OTTAWA - The Harper government called in the RCMP to investigate a politically embarrassing story involving the decision to sole-source the purchase of the F-35 stealth fighter, claiming it was a breach of national security, The Canadian Press has learned.
The Mounties conducted a five-month review into an alleged leak of cabinet documents under the Security of Information Act, recently used to charge a naval intelligence officer in an apparent spy case.
Records obtained under the Access to Information Act show investigators had doubts almost from the outset in July 2010 that any laws were broken in the Globe and Mail story.
The story revealed angst within government about possible alienation from Washington if a competition was held to replace the air force's CF-18s.
Still, the review pressed ahead and drew in one of the RCMP's four Integrated National Security Enforcement Teams, whose job it is to chase terrorism threats.
It was shut down in December 2010 for lack of evidence.
The case file shows the complaint was laid by Wayne Wouters, clerk of the Privy Council, the country's highest-ranking civil servant and adviser to Prime Minister Stephen Harper, shortly after the article appeared on June 11, 2010.
The story by reporter Daniel Leblanc ran a month before the Harper government formally announced it had selected the Lockheed Martin-built F-35 in a glitzy photo-op that included a mock-up of the radar-evading jet.
The first RCMP member to review the allegation on July 8 was mystified as to what the issue might be.
"By reading the article, it is unclear how the info, interferes with the development of weapons or jeopardizes the safety of Canada," said the summary file, which rated the preliminary investigation as a medium priority.
"It is an analytical fact that Canada and the USA are allies in several aspects. International competition may hinder Can-US relationships if Canada decides to turn down US offer, and the Globe and Mail article has not shed new lights on these facts or revealed secrets."
Doubts about the substance of the complaint lingered until the file was closed, the records show.
The prime minister's communications director defended the decision to ask for an investigation.
"The RCMP was asked to look into a possible unauthorized disclosure of classified information as has been done from time to time," said Andrew MacDougall in an email.

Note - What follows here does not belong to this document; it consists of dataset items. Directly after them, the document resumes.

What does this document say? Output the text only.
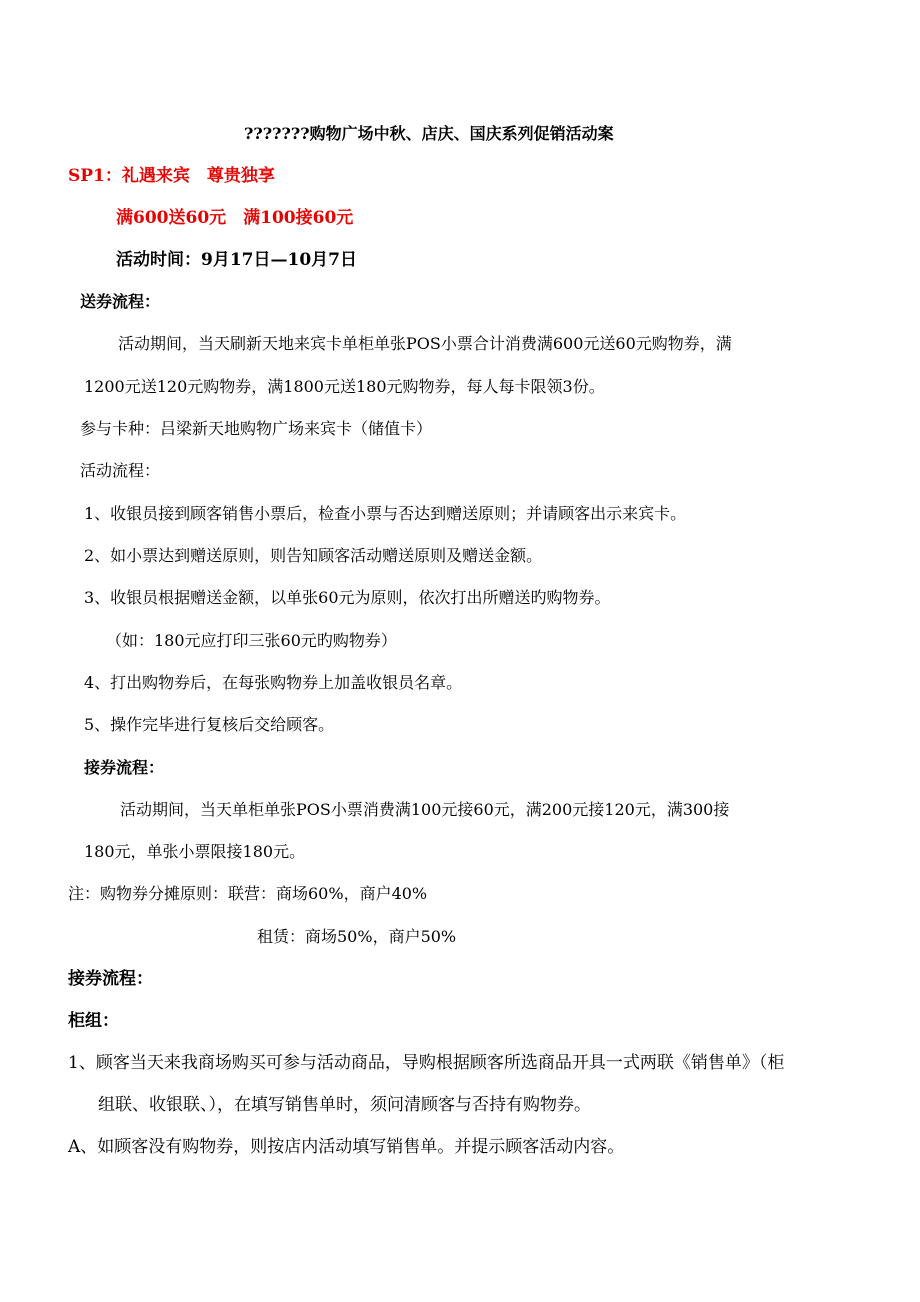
???????购物广场中秋、店庆、国庆系列促销活动案
SP1：礼遇来宾　尊贵独享
满600送60元　满100接60元
活动时间：9月17日—10月7日
送券流程：
活动期间，当天刷新天地来宾卡单柜单张POS小票合计消费满600元送60元购物券，满
1200元送120元购物券，满1800元送180元购物券，每人每卡限领3份。
参与卡种：吕梁新天地购物广场来宾卡（储值卡）
活动流程：
1、收银员接到顾客销售小票后，检查小票与否达到赠送原则；并请顾客出示来宾卡。
2、如小票达到赠送原则，则告知顾客活动赠送原则及赠送金额。
3、收银员根据赠送金额，以单张60元为原则，依次打出所赠送旳购物券。
（如：180元应打印三张60元旳购物券）
4、打出购物券后，在每张购物券上加盖收银员名章。
5、操作完毕进行复核后交给顾客。
接券流程：
活动期间，当天单柜单张POS小票消费满100元接60元，满200元接120元，满300接
180元，单张小票限接180元。
注：购物券分摊原则：联营：商场60%，商户40%
租赁：商场50%，商户50%
接券流程：
柜组：
1、顾客当天来我商场购买可参与活动商品，导购根据顾客所选商品开具一式两联《销售单》（柜
组联、收银联、），在填写销售单时，须问清顾客与否持有购物券。
A、如顾客没有购物券，则按店内活动填写销售单。并提示顾客活动内容。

A spokesman for the RCMP, Cpl. David Falls, said the force has a mandate to "investigate the unauthorized disclosure, mishandling or communication of classified information," but declined to comment on the specifics of the Globe and Mail investigation, referring questions to the Privy Council Office.

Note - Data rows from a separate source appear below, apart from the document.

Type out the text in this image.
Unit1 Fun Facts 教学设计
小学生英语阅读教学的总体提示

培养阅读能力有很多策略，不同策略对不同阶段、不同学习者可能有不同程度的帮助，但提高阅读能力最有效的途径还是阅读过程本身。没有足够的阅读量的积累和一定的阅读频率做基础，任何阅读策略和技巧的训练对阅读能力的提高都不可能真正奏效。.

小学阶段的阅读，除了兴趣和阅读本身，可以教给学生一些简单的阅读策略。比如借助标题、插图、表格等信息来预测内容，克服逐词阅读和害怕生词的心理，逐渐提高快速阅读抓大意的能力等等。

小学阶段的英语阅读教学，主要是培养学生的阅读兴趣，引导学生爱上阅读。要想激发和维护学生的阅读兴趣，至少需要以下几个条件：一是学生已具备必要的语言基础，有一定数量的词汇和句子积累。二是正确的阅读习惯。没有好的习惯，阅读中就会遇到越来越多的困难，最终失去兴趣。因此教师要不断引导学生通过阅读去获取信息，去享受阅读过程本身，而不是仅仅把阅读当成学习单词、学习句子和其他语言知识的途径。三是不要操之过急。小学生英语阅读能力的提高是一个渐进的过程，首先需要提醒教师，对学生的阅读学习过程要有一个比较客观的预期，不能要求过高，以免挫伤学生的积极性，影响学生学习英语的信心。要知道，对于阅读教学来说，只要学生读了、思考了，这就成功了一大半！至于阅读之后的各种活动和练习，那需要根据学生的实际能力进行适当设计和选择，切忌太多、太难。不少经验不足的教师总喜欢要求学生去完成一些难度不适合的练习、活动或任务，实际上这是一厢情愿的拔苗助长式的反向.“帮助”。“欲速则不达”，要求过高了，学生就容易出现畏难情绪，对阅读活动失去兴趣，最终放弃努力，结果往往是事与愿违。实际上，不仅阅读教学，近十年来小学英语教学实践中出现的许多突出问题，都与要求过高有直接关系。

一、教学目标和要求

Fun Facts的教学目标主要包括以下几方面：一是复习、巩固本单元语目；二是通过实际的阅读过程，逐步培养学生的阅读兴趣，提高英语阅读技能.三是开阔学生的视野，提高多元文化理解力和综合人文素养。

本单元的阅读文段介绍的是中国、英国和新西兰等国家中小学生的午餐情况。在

The case file reveals investigators recommended on Sept. 2, 2010, the review be shut down. The complaint could be "concluded as it does not constitute a breach of secret or protected documents."
Yet it was kept alive by senior officers, who insisted National Defence be consulted, especially in light of reports that summer that computers at the 1st Canadian Air Division headquarters had been hacked.
As it turned out, the Canadian Forces National Investigation Service was already looking into the issue, but as part of the wider damage assessment of the massive leak of U.S. documents to the whistle-blowing website Wikileaks.
Military police said they had "no way of knowing what cabinet document was released" and later concluded that the Globe and Mail story did not constitute a breach, according to records and defence sources.
The RCMP closed its file in November 2010, but was forced to "re-activate" the case and "investigate further" because it was noted no one had talked to Wouters.
The file "should not have been concluded at this time before the complainant was met and had a chance to explain why he thinks there was a leak of 'secret cabinet documents,'" said a Dec. 22, 2010, notation.
The investigator apparently tried to contact Wouters, seeking clarification and was rebuked by the National Security Criminal Operations Branch, which noted the complaint had been filed by letter through the commissioner's office.
It took Mounties in charge of the case two-and-a-half months to get their hands on an actual copy the letter, which had been "kept at the commissioner's office."
In finally shutting down the probe, the Mounties said "since the information was available on open source, it was decided that no further investigation was needed."
Wesley Wark, an expert in security and intelligence at the University of Ottawa, said he was concerned by the revelations in the file. He described the probe as a misuse of not only the RCMP, but of the security legislation, one of the most serious laws on the book.
"This has the whiff, well more than a whiff, of a politically inspired move," said Wark.
"The complaint was coming from an odd place, an admittedly senior place within the government. The fact the clerk would ask the commissioner to do this is in of itself very unusual."
He said it would not have been so unusual had the request for an investigation come from either the deputy ministers at Defence or Foreign Affairs — departments that would have had a more direct say whether the story contained classified information.
But even in those cases, Wark said, departments have their own security officers who track media leaks and those rarely amount to criminal investigations.
He said it is also unusual in that the government would have known that media leak provisions of the legislation were struck down a few years ago in the aftermath of the case where Ottawa Citizen reporter Juliet O'Neill's home was raided following stories she wrote about the Maher Arar affair.
"There are a number of things at work here that are troubling, quite apart from what appears to be the silliness of the exercise in the first place and the waste of resources," said Wark.
"Even if they had a strong case, prudence would suggest this is not the kind of thing you would want to pursue. The Security of Information Act doesn't exist to be used for politically inspired chill."